JAGOSATU.COM - Debut Tijjani Reijnders di Premier League bersama Manchester City langsung menjadi sorotan besar. Gelandang asal Belanda itu tampil menawan saat The Citizens menumbangkan Wolverhampton Wanderers pada laga Minggu (17/8).
Dalam pertandingan tersebut, Reijnders berperan vital dalam terciptanya tiga gol sekaligus, menjadikannya sebagai motor serangan utama tim asuhan Pep Guardiola.
Sejak menit awal, pemain berusia 26 tahun itu menunjukkan visi permainan yang matang. Ia membuka kontribusinya dengan terlibat dalam gol pertama yang dicetak Erling Haaland.
Tidak berhenti di situ, Reijnders juga menorehkan gol indah lewat penyelesaian klinis yang menggandakan keunggulan City.
Aksi gemilangnya berlanjut di babak kedua ketika ia mengirim umpan matang untuk Haaland yang kembali mencetak gol.

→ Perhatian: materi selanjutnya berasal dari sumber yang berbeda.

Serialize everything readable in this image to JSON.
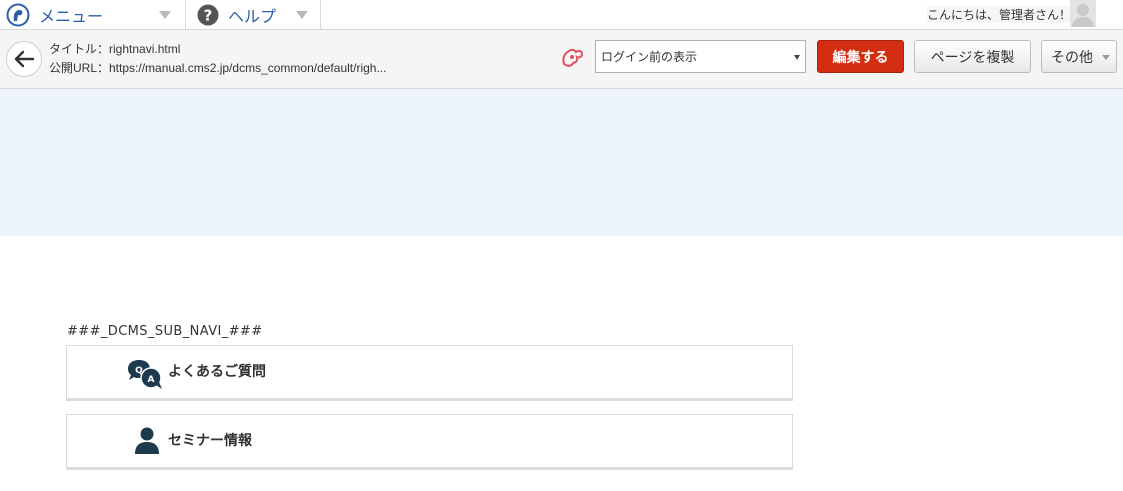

Sebuah debut yang disebut banyak pihak sebagai penampilan sempurna di tanah Inggris.
Padahal, sebelum laga dimulai, keraguan sempat disuarakan oleh Jamie Redknapp, pundit Sky Sports.
Menurut mantan gelandang Liverpool itu, Manchester City terlihat kurang siap dibandingkan rivalnya, Liverpool dan Arsenal. Ia juga menilai butuh waktu bagi rekrutan anyar City untuk menyatu dengan sistem Guardiola.
“Banyak pemain baru datang, biasanya mereka butuh waktu untuk beradaptasi,” ujar Redknapp sebelum kick-off.
Namun, prediksi tersebut seakan terbantahkan langsung di lapangan. Bukan hanya Reijnders, pemain baru City lainnya juga tampil impresif. Bek kiri Rayan Ait-Nouri menjaga lini pertahanan tetap solid sekaligus membantu tim mencatatkan clean sheet melawan mantan klubnya.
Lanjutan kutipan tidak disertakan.